Mission Eurêka : étudier les nuages pour comprendre le réchauffement climatique

Eurêka, c’est le nom d’une mission scientifique de grande envergure qui commence ce lundi 20 janvier au large de la Barbade, dans les Caraïbes. Une mission internationale mais imaginée par des chercheurs français. Ils partent à la chasse aux nuages et aux tourbillons dans l’océan.

Ecoutez 3 minutes pour la planète de Baptiste Gaborit

 

 

Eurêka, la première campagne d’étude aussi complète des nuages

On sait que les nuages jouent un rôle dans la météo à court terme. Ce que l’on connaît moins, c’est leur rôle pourtant capital dans le système climatique à long terme, notamment sur le réchauffement climatique. Sandrine Bony chercheuse au CNRS, au laboratoire de météorologie dynamique et coordinatrice de cette mission Eurêka rappelle que d’une part, les nuages réfléchissent les rayons du soleil. Ils ont donc un effet refroidissant sur la Terre. Mais d’autre part, ils interagissent aussi avec les rayonnements infrarouges ; ce qui contribue à l’effet de serre. Les scientifiques s’interrogent aujourd’hui. À mesure que le climat se réchauffe, l’effet refroidissement va-t-il se renforcer ou va-t-il s’atténuer ?

 

A lire aussi

 

Auquel cas, le réchauffement dû aux gaz à effet de serre s’amplifiera. Comment les nuages vont donc répondre au réchauffement ? Cela fait 40 ans que les climatologues se posent la question et c’est toujours aujourd’hui un mystère. Et la principale incertitude concerne les nuages bas, comme les petits cumulus d’Alizée, très fréquents notamment au-dessus des océans tropicaux. Selon Sandrine Bony, les modèles qui prévoient un très fort réchauffement prédisent une diminution de ces petits nuages.
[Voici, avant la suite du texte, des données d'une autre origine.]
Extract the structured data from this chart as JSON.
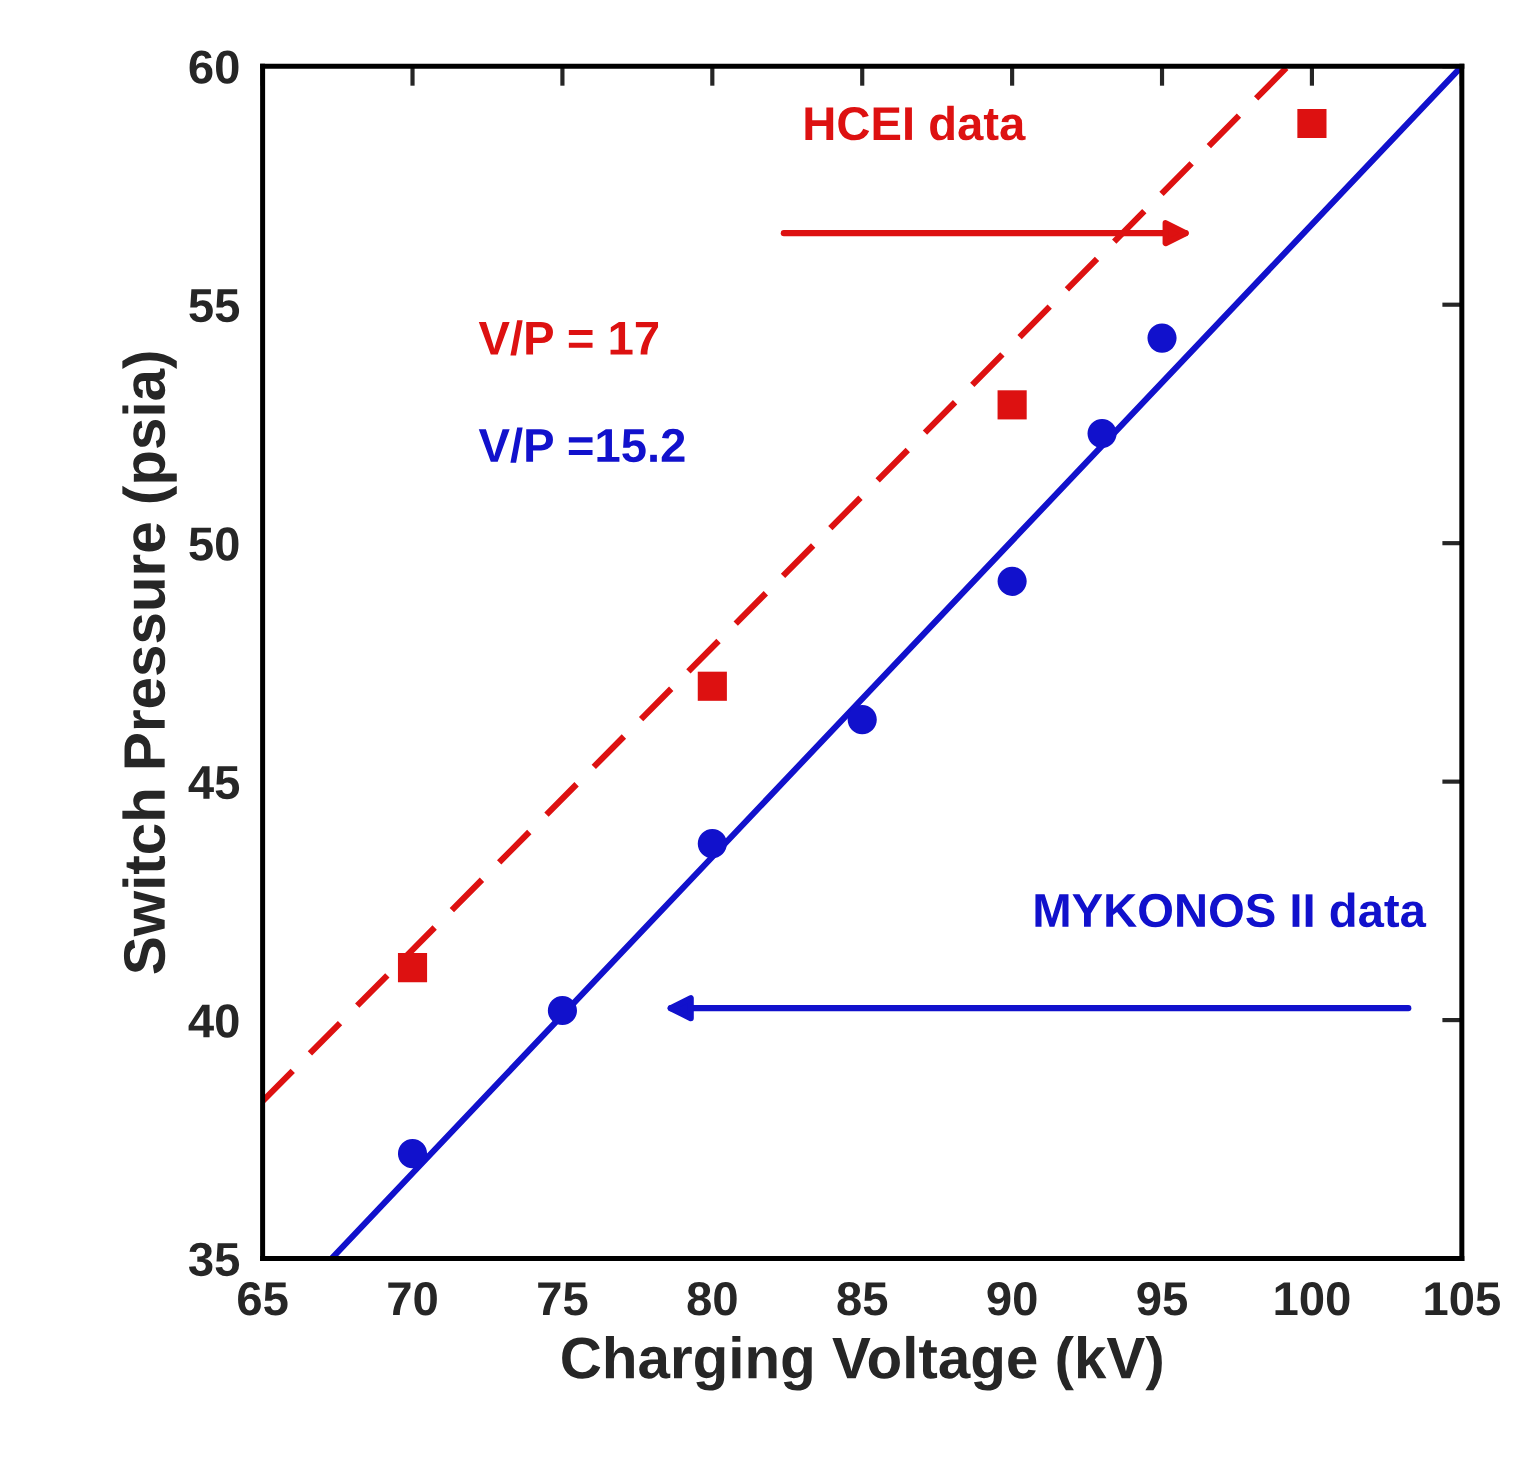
{
  "chart_data": {
    "type": "scatter",
    "xlabel": "Charging Voltage (kV)",
    "ylabel": "Switch Pressure (psia)",
    "xlim": [
      65,
      105
    ],
    "ylim": [
      35,
      60
    ],
    "xticks": [
      65,
      70,
      75,
      80,
      85,
      90,
      95,
      100,
      105
    ],
    "yticks": [
      35,
      40,
      45,
      50,
      55,
      60
    ],
    "grid": false,
    "legend": false,
    "series": [
      {
        "type": "line",
        "color": "#dd1111",
        "line_style": "dashed",
        "marker": "none",
        "x": [
          65,
          99.2
        ],
        "values": [
          38.3,
          60
        ]
      },
      {
        "type": "line",
        "color": "#1111cc",
        "line_style": "solid",
        "marker": "none",
        "x": [
          67.3,
          105
        ],
        "values": [
          35,
          60
        ]
      },
      {
        "color": "#dd1111",
        "marker": "square",
        "x": [
          70,
          80,
          90,
          100
        ],
        "values": [
          41.1,
          47.0,
          52.9,
          58.8
        ]
      },
      {
        "color": "#1111cc",
        "marker": "circle",
        "x": [
          70,
          75,
          80,
          85,
          90,
          93,
          95
        ],
        "values": [
          37.2,
          40.2,
          43.7,
          46.3,
          49.2,
          52.3,
          54.3
        ]
      }
    ],
    "annotations": [
      "HCEI data",
      "MYKONOS II data",
      "V/P = 17",
      "V/P =15.2"
    ]
  }
}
Pour tester la crédibilité d’anticipation des modèles actuels, il faut évaluer leur capacité à prédire ces cumulus d’Alizée. Il s’agit du but de la campagne Eurêka, « la première à observer de façon aussi complète à la fois les propriétés nuageuses et celles de l’environnement dans lequel se forment les nuages ». Pendant un mois, les scientifiques vont relever de nombreuses mesures : quantité d’eau, taille des gouttes, mouvements internes des nuages… Ils devraient mobiliser 5 avions de recherche, une multitude de drones, mais aussi 4 navires océanographiques.

 

Mieux anticiper les cyclones pour protéger les populations

Une des autres inconnues de l’équation climatique sont les transferts entre atmosphère et océan. Celui-ci capte les rayonnements solaires et les transforme en chaleur et en énergie. Seulement, dans cette région du monde, des tourbillons brassent de l’eau plus chaude qu’ailleurs. Avec quelles conséquences ? Impossible de le savoir puisque les modèles climatiques ne prennent pas en compte ces spécificités locales. Y remédier est un des objectifs de cette mission, qui doit permettre aussi de mieux repérer les mécanismes à l’œuvre pour la formation de cyclones. Pour Sabrina Speich, océanographe et physicienne pour le laboratoire de météorologie dynamique, deux difficultés demeurent : connaître leur trajectoire et le moment où ils vont s’intensifier. Le savoir permettrait de mieux protéger les infrastructures et la société de manière à ce que dans le futur, elles puissent s’adapter à ces changements. Au total, plus de 30 institutions scientifiques issues de 11 pays différents vont participer à cette mission, et des centaines de scientifiques mobilisés sur le terrain durant un mois. Mais il faudra de 3 à 5 ans pour intégrer les résultats de cette campagne dans les modèles climatiques et ainsi réduire l’incertitude sur le réchauffement futur.